So I pack.  I have skills at hospital packing and especially last-minute hospital packing.  Change of clothes for Brian, just in case.  Books, journal, computer for me, none of which I will ever touch but make me feel better to bring.  Phone call to Jeff to ask him to come be with us so I am not alone.  When EMS arrive they get the gurney in the room and Brian has only to step from bed to gurney.  I realize he is without socks or shoes and I know how funny he is about this.  Even at his sickest it was rare for him not to get fully dressed to go see Dr.
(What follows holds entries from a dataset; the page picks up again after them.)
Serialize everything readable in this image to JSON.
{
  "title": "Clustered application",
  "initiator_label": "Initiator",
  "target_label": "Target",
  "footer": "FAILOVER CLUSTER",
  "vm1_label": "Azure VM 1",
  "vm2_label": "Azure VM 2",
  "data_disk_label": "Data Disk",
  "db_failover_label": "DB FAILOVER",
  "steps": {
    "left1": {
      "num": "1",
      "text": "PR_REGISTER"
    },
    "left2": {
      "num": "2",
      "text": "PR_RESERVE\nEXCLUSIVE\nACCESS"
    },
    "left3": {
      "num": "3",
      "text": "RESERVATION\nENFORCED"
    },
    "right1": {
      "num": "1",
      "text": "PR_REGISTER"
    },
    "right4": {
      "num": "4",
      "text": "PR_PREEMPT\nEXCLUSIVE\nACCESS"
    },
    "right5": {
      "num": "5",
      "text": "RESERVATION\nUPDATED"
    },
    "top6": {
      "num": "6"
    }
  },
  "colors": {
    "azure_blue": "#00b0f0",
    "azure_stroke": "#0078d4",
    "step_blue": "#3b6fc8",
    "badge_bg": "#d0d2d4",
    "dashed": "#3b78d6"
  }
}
C.  Very rarely would he wear sweats and slippers.  But knowing he is beyond shoes at this point I grab slippers at the last-minute and throw them in the back of his car.  Just in case.  When we return home eight hours later I leave the slippers.  Only so many hands.  Trying to get to the door to let EMS and gurney in.

Flash forward 48 hours.  Trip to hospice home.  EMS again.  Bigger suitcase because I believe we will be there 2-3 days.  This time I take my car.  Slippers forgotten.
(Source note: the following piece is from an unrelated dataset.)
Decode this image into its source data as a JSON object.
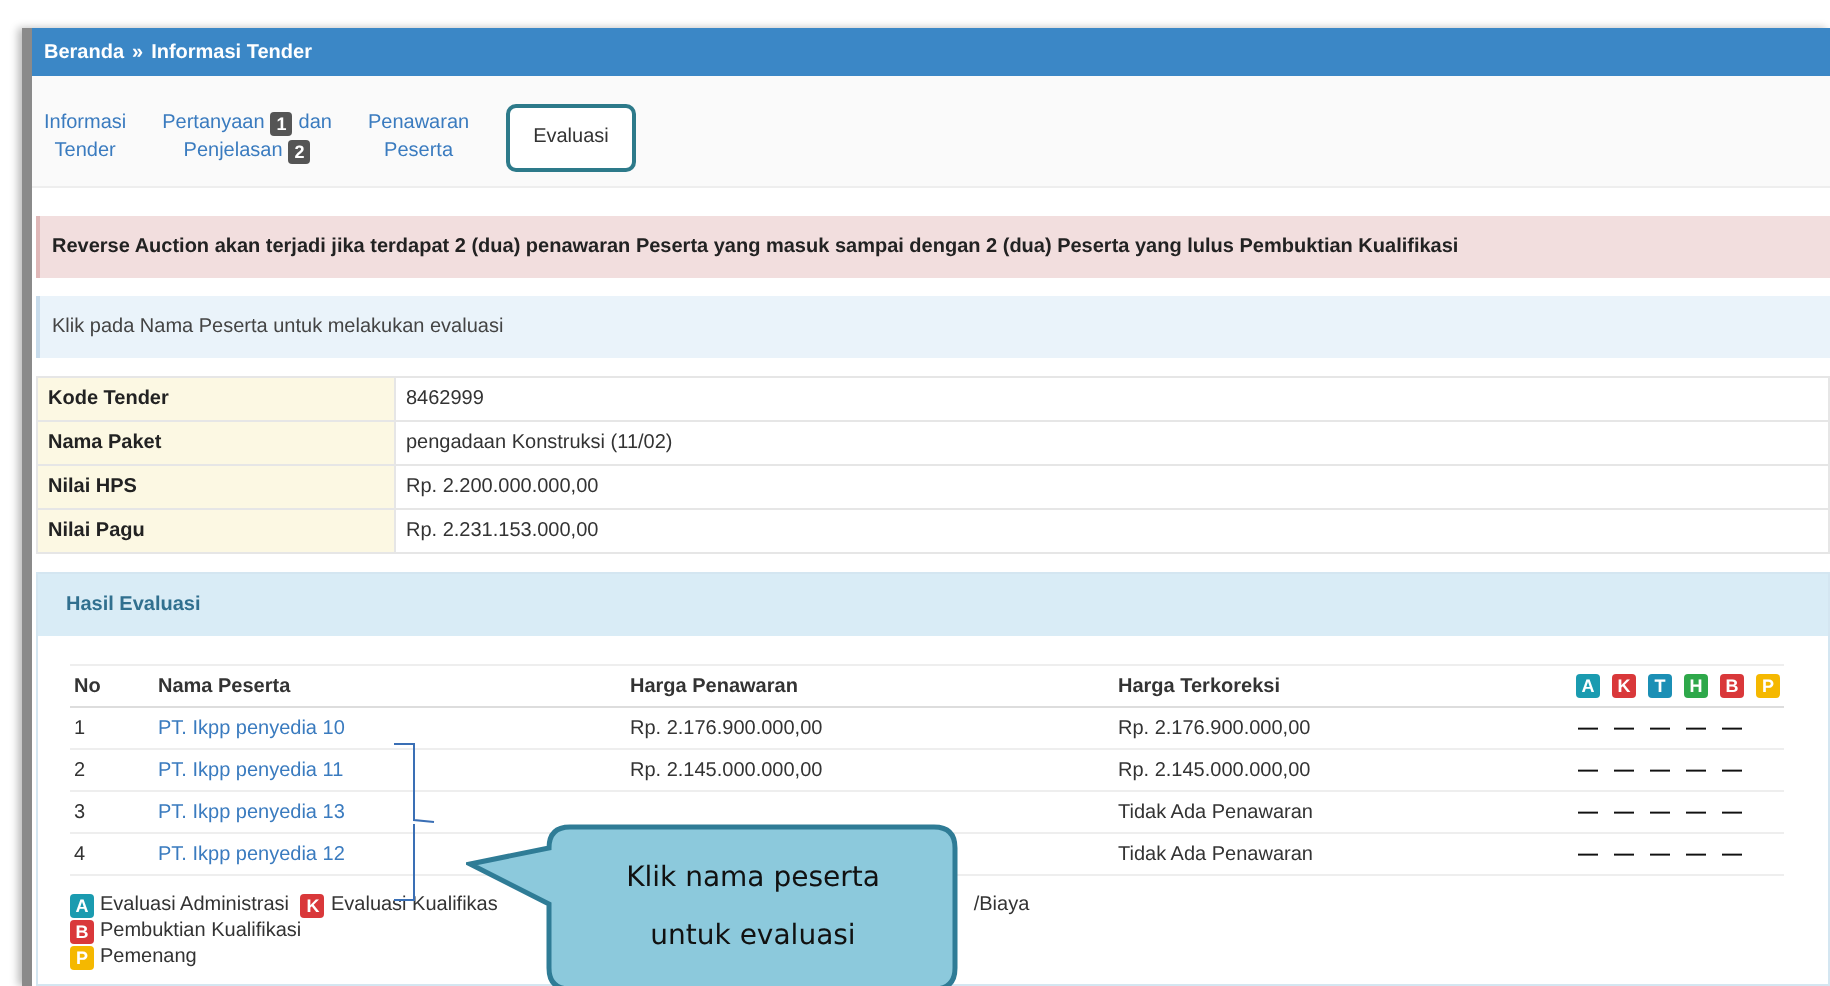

Until Thursday morning loading up the car with Niki and Adam to head to Ohio.  There are the slippers.  Unused.  Un-needed.  Forgotten.  Left behind.  What a sad thing.  Everything happened so fast.  I didn’t have time to get the slippers out of the car.  He didn’t have time to need to use them.

So there they have stayed.  I have been unable to bring them in the past seven weeks.  Why?

“Survivors look back and see omens, messages they missed…. They live by symbols.  They read meaning into the barrage of spam on the unused computer, the delete key that stops working, imagined abandonment in the decision to replace it.  The voice on my answering machine is still John’s.  The fact that it was his in the first place arbitrary, having to do with who was around on the day they answering machine last needed programming, but if I needed to retape it now I would do so with a sense of betrayal.  One day when I was talking on the telephone in his office I mindlessly turned the pages of the dictionary that he has always left open on the table by the desk.  When I realized what I had done I was stricken:  what word has he last looked up, what had he been thinking?  By turning the pages had I lost the message?”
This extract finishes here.